Being an entrepreneur is hard. And being one over a decade is harder still. You feel like your body indicators are broken. In every moment, I thought I was working as hard as possible but every once in a while when I’d look back I’d think my performance was dipping. It was frustrating. I was unable to sustain the high intensity that I prided in myself. I can’t be overworked, I enjoy what I am doing. Was my body limiting my mind or was it my mind limiting itself? I can’t afford to take a rest day.
It wasn’t until I started training for a triathlon I realized what was going on. There’s the concept of threshold in endurance training. If we push our bodies beyond the threshold heart rate, our bodies quickly react and make us slow down or stop. For sports like Triathlon, you want to be just under your threshold to keep going. In endurance training, you steadily improve the threshold to allow your body to sustain high effort for a longer duration.
I improved quite dramatically when I started my training, but then I soon started plateauing. I wasn’t able to run any faster, increase my FTP (power output during cycling). The goal of running 5km under 25mins remained elusive. 180+ watts FTP seemed unattainable. I would finish every workout disappointed that I didn’t do any better and I knew that I had more in me. I had hit a mental barrier.
Early March, I did a virtual sprint triathlon - 1.5km running, 20km cycling, and 5k running. I had no benchmark and expectations on what my final timing would be. My coach had offered that I can do each leg on separate days. I was keen to experience the full load and decided to do it one morning with as little a break between legs as I could. I was impressed that I finished in about 1hr 6mins and the best part was the 5km was exactly 25mins. I didn’t think I could do 25 mins after an intense cycling session.
I was interested in seeing how did the athletes do around 1-hour mark. I felt that was definitely within my reach. I realized my 5km running was the most lacking. I then reverse calculated the pace required to shave off the extra 6 mins.
It’s surprising but this was the first time I ever thought of my average pace while running. My earlier approach was to try to run as fast as I could for as long as I could. From my limited experience, I would temper my start for longer distances. Invariably I would burn out and slow down during the middle section and try for a burst at the end to salvage whatever I could. It was the middle section where I would drift off and have a lot of chatter in my head “You are too tired, let’s stop and try again later”, “You should have gone slower in the beginning”, “Should I slow down further to go faster later”, “You are training too hard, maybe take it easy”.
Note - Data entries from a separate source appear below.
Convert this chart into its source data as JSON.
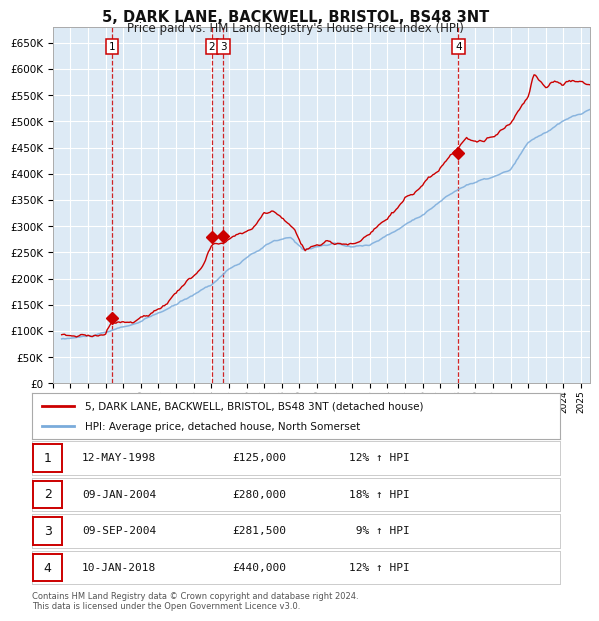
{
  "title": "5, DARK LANE, BACKWELL, BRISTOL, BS48 3NT",
  "subtitle": "Price paid vs. HM Land Registry's House Price Index (HPI)",
  "hpi_color": "#7aabdb",
  "price_color": "#cc0000",
  "bg_color": "#ddeaf5",
  "grid_color": "#ffffff",
  "ylim": [
    0,
    680000
  ],
  "yticks": [
    0,
    50000,
    100000,
    150000,
    200000,
    250000,
    300000,
    350000,
    400000,
    450000,
    500000,
    550000,
    600000,
    650000
  ],
  "transactions": [
    {
      "num": "1",
      "date_decimal": 1998.36,
      "price": 125000
    },
    {
      "num": "2",
      "date_decimal": 2004.03,
      "price": 280000
    },
    {
      "num": "3",
      "date_decimal": 2004.69,
      "price": 281500
    },
    {
      "num": "4",
      "date_decimal": 2018.03,
      "price": 440000
    }
  ],
  "legend_entries": [
    "5, DARK LANE, BACKWELL, BRISTOL, BS48 3NT (detached house)",
    "HPI: Average price, detached house, North Somerset"
  ],
  "table_rows": [
    {
      "num": "1",
      "date": "12-MAY-1998",
      "price": "£125,000",
      "pct": "12% ↑ HPI"
    },
    {
      "num": "2",
      "date": "09-JAN-2004",
      "price": "£280,000",
      "pct": "18% ↑ HPI"
    },
    {
      "num": "3",
      "date": "09-SEP-2004",
      "price": "£281,500",
      "pct": " 9% ↑ HPI"
    },
    {
      "num": "4",
      "date": "10-JAN-2018",
      "price": "£440,000",
      "pct": "12% ↑ HPI"
    }
  ],
  "footer": "Contains HM Land Registry data © Crown copyright and database right 2024.\nThis data is licensed under the Open Government Licence v3.0.",
  "x_start": 1995.5,
  "x_end": 2025.5,
  "x_ticks": [
    1995,
    1996,
    1997,
    1998,
    1999,
    2000,
    2001,
    2002,
    2003,
    2004,
    2005,
    2006,
    2007,
    2008,
    2009,
    2010,
    2011,
    2012,
    2013,
    2014,
    2015,
    2016,
    2017,
    2018,
    2019,
    2020,
    2021,
    2022,
    2023,
    2024,
    2025
  ]
}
I find it very hard to gauge anything less than maximal effort. I work very intensely on a problem, generally close to the deadline. And then the burnout spills into the remaining list. This created a work pattern that allowed me to push myself when the time came but also I broke my internal compass and could not do a sustained moderate effort.
In sports, I realized there was very little one could at the end. The crux was a constant maximal pace for the given distance. And the middle section was critical. Grudgingly I realized this also applies to work. We tend to drop our pace when we are sufficiently in the thick of things but not close enough to see the finish line.
When I did the math, I realized that I could improve my average pace to 4:30 mins/km and that would translate to 22:30mins for 5km. This became a very easy goal for me to monitor when I was running. Every kilometer I would try to be under this pace and if I was over, I would remember the number of seconds and try to do a faster segment that would make up for these lost seconds. It worked! I had finally conquered the middle section of self-doubt and drifting off. In my next attempt, I came very close to achieving my 1hr sprint marathon.
I applied this framework to my half marathon and finished in 1hr 56mins. Beating my earlier best of 2hr 30mins before I started training in earnest.
However, I was unable to apply this framework to my cycling. Running on a flat surface or even a single course is very different from cycling on Zwift. It has multiple courses with varying gradients and lots of riders competing. I tried various strategies: sticking to a group that I thought I could keep up with in the first stage of the race only to realize that they were saving themselves for the real hard section. I tried to maintain a high power throughout but this didn’t work because that’s not sustainable over a long course and invariably I would drop opportunities on flat sections or downhills.
I finally found bestbikesplit.com (BBS) which helped me develop a race plan. I tweaked the settings (FTP) to push myself. I created a template that helped me format this into a one-pager that I could easily refer to while riding. It took me some iteration to get it right. I highlighted the sections of high effort and rest. I grouped these into blocks to comfort myself that it’s only 13mins of effort and then there is a break.
This made it much easier for me. It boxed the high effort and therefore removed the self-doubt. I could see always see the light at the end of the tunnel. This was my first race where I finished before the planned time.
My first race where I finished 30 seconds before plan. I analyzed my race plan vs actual Check out code here
While you may not have a tool like BBS to create your plan for regular work, you need to drop the mode or approach of maximal effort forever. You need to work at a constant pace just below the threshold. You need to box your maximal effort into blocks so that you can see light at the end of your tunnel and hold yourself accountable. And most importantly, you need to take your rest days.